Painting by Horace Vernet

The Dog of the Regiment Wounded is an 1819 oil painting by the French artist Horace Vernet. It shows a battle scene from the Napoleonic Wars in which a dog, a regimental mascot, has been wounded in the fighting and is being treated by two French bandsman, a bugler of the voltigeurs and a drummer of the grenadiers.

The work was produced during the Restoration era. It was exhibited at the Salon of 1819 in Paris.
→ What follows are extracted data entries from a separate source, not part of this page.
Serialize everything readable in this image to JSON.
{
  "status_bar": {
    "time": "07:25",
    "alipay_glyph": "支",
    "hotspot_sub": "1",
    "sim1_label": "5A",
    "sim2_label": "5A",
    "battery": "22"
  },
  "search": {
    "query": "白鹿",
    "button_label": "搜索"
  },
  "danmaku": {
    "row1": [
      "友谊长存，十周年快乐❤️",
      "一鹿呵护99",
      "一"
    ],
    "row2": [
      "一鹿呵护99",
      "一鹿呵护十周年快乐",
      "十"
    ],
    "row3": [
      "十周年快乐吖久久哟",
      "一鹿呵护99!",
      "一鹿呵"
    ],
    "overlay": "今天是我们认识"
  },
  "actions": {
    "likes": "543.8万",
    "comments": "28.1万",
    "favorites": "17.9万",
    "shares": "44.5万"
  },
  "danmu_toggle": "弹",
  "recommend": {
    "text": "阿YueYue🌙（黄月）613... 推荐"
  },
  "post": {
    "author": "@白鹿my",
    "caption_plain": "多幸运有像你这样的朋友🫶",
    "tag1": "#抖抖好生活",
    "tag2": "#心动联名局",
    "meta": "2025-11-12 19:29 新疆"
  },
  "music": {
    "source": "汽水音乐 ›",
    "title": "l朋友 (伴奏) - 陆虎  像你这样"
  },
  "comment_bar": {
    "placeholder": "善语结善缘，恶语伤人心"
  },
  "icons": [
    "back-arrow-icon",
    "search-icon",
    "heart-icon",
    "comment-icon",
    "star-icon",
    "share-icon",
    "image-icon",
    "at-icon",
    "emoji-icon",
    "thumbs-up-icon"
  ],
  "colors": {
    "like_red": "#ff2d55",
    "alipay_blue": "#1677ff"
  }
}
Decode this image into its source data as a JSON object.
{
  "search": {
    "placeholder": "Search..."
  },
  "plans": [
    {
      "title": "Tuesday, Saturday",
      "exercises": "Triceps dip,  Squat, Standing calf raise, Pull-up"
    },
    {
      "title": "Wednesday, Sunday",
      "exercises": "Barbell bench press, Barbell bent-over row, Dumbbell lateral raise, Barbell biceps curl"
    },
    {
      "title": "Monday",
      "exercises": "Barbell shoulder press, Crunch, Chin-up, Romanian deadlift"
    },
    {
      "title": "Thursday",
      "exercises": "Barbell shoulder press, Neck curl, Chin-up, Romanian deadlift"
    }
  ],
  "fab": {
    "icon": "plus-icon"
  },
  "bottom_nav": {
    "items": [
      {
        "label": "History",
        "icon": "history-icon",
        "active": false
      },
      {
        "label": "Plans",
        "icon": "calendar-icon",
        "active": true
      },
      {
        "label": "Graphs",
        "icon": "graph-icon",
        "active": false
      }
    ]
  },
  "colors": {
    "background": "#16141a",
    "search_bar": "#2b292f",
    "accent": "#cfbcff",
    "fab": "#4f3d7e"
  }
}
It possibly avoided restrictions on portraying or glorifying the fallen Napoleonic regime as both this and its pendant painting The Wounded Trumpeter had been purchased by the Duke of Berry, the nephew of Louis XVIII, prior to the Salon.

It was one of the artist's most popular works. Today it is in the Wallace Collection in London, having been acquired from the widowed Duchess of Berry in 1865.

==Bibliography==
- Duffy, Stephen. The Wallace Collection. Scala, 2005.
- Ingamells, John. The Wallace Collection: French Nineteenth Century. Trustees of the Wallace Collection, 1985.
- Harkett, Daniel & Hornstein, Katie (ed.) Horace Vernet and the Thresholds of Nineteenth-Century Visual Culture. Dartmouth College Press, 2017.